To make matters worse, the Prosecutor General last week warned that the law is unconstitutional and violates international law.

As Mr Mindiuk puts it, “we wouldn’t have to do this if the authorities were doing their job: prosecute these people in a court of law.”

“Put them in jail, legally. Clean up this so-called establishment. Because we’re not ready to wait around until the children of the Party of the Regions grow up in the hope they’ll be better than their parents,” said Mr Mindiuk.

It is meant to be a political street theatre, a public humiliation rather than a lynching. But the stunts can get frighteningly out of hand.

Nestor Shufrych, another MP of Mr Yanukovych’s now disbanded Party of the Regions, ended up in hospital after his campaign stop in Odessa was interrupted by protesters.

Police and body guards managed to get the MP to his campaign bus before the mob could dump him in a bin. But a video shows him taking a nasty beating before he made his escape. He later said he received a concussion during the violence.

Mr Mindiuk later admitted the group had gone too far, and the incident prompted Arsen Avakov, the Interior Minister, issued a plea via his Facebook page for the radicals to desist.
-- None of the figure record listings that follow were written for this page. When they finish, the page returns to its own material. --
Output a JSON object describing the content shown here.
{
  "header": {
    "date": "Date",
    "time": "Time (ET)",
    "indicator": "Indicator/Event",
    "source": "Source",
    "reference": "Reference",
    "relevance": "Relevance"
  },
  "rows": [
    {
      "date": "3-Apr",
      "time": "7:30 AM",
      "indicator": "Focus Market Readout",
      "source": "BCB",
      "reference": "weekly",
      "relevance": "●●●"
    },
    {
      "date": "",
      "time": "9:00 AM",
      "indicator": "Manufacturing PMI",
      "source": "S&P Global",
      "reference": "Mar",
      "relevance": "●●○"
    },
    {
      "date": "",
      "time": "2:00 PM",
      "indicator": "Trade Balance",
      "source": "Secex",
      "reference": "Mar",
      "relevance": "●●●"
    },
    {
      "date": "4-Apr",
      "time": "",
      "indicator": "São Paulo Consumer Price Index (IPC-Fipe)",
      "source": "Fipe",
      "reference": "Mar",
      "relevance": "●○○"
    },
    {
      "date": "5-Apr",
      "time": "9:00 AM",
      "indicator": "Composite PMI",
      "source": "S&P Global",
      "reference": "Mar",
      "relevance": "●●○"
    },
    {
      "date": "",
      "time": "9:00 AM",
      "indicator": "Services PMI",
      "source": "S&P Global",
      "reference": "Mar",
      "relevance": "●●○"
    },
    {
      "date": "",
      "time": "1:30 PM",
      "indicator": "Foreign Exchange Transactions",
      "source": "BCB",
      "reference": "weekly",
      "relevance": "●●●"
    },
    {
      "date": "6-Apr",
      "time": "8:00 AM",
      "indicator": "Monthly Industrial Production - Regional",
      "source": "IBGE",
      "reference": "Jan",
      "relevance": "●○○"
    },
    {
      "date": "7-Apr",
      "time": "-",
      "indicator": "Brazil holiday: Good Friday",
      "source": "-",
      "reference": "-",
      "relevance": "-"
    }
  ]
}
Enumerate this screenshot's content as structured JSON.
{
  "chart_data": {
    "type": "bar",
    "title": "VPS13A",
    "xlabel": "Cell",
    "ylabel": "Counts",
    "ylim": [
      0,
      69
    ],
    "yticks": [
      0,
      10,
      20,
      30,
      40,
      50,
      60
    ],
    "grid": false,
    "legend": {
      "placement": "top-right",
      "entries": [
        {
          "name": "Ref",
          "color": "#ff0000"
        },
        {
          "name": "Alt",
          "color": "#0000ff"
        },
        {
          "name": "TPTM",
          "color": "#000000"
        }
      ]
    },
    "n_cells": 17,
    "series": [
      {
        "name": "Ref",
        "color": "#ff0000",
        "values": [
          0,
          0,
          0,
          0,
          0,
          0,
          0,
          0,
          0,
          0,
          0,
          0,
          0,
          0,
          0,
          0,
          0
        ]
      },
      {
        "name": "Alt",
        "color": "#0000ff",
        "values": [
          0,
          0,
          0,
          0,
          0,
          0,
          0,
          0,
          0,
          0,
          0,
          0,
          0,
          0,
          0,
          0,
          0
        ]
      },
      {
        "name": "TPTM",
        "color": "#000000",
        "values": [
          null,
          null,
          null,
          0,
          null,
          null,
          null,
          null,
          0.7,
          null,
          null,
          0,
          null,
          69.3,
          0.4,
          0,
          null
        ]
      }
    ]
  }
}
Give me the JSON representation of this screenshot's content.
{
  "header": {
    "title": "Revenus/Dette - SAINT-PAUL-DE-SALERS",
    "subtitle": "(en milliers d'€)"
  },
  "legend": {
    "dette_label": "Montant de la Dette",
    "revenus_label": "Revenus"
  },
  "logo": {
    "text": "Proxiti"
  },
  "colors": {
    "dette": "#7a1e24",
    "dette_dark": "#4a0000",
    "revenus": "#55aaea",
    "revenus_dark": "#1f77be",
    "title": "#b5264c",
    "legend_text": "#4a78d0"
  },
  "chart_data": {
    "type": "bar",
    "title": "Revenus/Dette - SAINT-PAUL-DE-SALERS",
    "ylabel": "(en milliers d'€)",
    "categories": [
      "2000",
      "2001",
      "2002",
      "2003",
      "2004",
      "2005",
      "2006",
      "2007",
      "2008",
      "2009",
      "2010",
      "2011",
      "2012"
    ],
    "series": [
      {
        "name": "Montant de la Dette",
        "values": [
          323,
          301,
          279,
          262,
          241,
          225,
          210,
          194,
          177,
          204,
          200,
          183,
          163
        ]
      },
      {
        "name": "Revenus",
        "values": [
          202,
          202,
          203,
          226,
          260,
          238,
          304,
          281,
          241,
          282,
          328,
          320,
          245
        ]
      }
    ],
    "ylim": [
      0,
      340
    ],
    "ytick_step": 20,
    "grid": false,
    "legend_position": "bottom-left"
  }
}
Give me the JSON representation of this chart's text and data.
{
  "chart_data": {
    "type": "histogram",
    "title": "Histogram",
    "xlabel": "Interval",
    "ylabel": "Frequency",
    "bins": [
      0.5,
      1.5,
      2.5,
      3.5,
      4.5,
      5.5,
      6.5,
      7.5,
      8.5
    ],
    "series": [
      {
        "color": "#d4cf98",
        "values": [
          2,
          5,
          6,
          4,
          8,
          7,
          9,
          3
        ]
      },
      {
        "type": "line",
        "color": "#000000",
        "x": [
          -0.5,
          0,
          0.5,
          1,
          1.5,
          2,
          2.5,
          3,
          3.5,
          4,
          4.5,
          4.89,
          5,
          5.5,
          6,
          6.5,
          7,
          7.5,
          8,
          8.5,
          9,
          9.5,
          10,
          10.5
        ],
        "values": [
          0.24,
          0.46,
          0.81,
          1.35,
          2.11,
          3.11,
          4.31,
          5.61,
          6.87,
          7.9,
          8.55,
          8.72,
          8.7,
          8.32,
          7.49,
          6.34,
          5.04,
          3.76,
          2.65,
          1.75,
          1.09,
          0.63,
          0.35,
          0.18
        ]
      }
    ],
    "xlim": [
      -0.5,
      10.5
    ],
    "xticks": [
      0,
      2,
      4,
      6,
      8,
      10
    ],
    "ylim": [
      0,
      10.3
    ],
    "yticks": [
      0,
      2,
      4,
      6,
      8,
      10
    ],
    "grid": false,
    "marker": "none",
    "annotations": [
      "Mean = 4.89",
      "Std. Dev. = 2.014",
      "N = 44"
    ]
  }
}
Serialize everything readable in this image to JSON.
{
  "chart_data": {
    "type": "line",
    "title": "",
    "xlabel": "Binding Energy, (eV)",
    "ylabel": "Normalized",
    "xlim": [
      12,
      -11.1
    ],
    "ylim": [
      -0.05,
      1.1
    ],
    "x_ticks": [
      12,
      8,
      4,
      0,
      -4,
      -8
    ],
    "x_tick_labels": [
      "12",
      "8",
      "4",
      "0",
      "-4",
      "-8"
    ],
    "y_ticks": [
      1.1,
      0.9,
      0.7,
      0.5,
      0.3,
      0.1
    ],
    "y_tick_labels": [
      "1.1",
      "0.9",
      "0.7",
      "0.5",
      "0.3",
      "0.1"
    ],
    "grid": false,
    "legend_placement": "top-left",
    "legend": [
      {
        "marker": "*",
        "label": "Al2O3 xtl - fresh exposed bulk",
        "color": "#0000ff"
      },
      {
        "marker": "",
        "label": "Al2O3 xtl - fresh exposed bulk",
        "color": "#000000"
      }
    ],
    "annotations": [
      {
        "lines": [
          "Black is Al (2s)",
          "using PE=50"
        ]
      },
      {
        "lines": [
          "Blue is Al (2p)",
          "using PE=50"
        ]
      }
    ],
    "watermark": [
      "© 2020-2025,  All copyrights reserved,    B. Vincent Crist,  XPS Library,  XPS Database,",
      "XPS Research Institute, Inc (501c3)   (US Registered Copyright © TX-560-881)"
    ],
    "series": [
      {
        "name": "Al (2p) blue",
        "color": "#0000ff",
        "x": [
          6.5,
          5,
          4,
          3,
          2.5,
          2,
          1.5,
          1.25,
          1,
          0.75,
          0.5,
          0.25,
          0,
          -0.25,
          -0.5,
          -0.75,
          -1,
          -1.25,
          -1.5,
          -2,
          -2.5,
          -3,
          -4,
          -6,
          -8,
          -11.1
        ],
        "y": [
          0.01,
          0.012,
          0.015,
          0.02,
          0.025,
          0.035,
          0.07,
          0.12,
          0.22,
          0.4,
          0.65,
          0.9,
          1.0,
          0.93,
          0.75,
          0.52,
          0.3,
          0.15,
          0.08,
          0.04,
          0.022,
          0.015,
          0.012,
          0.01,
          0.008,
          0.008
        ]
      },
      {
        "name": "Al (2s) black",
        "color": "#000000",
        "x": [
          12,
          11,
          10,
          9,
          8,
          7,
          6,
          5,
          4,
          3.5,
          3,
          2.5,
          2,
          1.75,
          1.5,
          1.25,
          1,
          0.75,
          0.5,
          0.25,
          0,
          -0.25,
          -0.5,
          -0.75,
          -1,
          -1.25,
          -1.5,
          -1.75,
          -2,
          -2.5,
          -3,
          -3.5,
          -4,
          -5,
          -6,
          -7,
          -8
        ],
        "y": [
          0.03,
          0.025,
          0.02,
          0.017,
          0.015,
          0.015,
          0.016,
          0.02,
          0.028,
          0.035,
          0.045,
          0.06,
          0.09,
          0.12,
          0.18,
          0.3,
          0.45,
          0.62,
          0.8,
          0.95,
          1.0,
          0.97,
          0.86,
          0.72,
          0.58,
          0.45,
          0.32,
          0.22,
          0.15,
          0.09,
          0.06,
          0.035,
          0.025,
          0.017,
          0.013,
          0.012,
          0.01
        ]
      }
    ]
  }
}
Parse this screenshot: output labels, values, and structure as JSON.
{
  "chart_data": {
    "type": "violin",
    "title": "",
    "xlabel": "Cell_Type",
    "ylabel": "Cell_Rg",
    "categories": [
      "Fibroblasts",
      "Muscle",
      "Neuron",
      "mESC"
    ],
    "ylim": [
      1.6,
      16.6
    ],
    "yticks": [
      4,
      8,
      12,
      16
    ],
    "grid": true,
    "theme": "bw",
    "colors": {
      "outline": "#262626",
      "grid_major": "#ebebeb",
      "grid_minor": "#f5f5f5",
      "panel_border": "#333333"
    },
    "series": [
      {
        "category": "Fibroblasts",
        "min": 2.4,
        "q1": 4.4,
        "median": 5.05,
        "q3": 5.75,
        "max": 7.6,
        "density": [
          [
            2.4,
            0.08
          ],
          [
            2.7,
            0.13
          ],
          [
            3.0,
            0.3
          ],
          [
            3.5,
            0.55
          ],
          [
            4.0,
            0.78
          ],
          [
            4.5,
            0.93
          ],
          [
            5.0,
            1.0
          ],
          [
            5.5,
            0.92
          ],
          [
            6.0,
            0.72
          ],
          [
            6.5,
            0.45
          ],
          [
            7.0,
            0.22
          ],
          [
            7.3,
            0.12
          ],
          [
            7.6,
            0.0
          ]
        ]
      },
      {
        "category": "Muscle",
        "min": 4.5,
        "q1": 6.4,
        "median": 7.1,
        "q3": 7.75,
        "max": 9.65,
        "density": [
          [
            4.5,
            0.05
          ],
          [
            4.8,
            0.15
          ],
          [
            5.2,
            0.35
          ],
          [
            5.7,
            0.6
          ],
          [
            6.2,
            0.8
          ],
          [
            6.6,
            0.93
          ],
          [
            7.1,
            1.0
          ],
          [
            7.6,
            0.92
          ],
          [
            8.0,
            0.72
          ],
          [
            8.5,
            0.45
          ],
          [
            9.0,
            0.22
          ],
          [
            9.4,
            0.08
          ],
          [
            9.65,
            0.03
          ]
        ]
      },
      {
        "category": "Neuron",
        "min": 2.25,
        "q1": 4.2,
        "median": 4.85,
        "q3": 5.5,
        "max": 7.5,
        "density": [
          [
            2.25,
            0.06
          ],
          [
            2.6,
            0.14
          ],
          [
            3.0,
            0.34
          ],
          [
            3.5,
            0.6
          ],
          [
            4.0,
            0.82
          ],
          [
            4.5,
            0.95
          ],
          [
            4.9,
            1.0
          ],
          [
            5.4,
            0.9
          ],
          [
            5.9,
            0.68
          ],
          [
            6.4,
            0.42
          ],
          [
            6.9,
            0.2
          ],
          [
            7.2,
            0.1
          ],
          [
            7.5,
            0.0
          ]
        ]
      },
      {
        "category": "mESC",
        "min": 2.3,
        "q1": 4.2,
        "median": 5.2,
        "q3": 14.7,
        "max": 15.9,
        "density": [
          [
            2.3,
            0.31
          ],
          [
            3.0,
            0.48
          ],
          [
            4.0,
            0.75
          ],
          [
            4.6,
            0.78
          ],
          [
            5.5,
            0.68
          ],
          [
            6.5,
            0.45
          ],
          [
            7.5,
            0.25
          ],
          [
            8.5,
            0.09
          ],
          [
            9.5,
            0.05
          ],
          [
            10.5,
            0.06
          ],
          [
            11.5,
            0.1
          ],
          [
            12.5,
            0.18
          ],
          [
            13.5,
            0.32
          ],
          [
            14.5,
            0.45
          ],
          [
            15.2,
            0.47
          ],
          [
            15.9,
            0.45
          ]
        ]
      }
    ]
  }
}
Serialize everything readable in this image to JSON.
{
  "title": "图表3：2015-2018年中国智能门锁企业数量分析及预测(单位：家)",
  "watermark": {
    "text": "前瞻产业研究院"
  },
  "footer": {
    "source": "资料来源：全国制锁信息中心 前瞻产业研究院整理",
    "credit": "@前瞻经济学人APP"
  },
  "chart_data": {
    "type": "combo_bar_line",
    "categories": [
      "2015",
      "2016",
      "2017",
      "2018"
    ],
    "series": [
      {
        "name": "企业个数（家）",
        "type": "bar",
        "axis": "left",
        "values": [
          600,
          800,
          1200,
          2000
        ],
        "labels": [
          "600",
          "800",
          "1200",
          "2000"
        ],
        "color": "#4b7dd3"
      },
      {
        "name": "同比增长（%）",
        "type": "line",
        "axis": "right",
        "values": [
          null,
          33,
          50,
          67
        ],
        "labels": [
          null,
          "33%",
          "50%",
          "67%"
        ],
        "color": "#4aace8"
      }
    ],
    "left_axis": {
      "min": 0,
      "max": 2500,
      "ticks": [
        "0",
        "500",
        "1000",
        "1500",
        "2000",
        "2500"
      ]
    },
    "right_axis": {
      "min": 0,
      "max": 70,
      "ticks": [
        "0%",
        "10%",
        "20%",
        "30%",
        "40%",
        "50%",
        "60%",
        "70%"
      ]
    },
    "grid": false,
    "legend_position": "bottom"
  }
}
“Just a couple more broken faces like Shufrich’s or lynchings like Pylypyshin, and Europe will turn away from our victorious revolution,” he said. “Don’t be marginal morons, follow stupid instincts and provoke crowds to mob justice,” he wrote.

That got short thrift from the radicals, however.

“Avakov is the Moron,” Mr Lyashko wrote in his reply, “for not understanding that people act in such a radical way because there is no law.”

“Today we’ll lustrate the Party of the Regions through the trash, and tomorrow we’ll throw Avakov on the landfill.”

Both Right Sector and Mr Lyashko revel in their respective reputations for direct action - and, indeed, violence. But public backing for their tactics appears to be lukewarm.

Although polling puts Mr Lyashko’s Radical party in second place at the up coming parliamentary elections on October 26, it is set to take little more than 10 percent of the vote.


Right Sector’s leader Dmytro Yarosh took less than 1 percent of the vote at the presidential election in June, and the group does not look likely to make gains.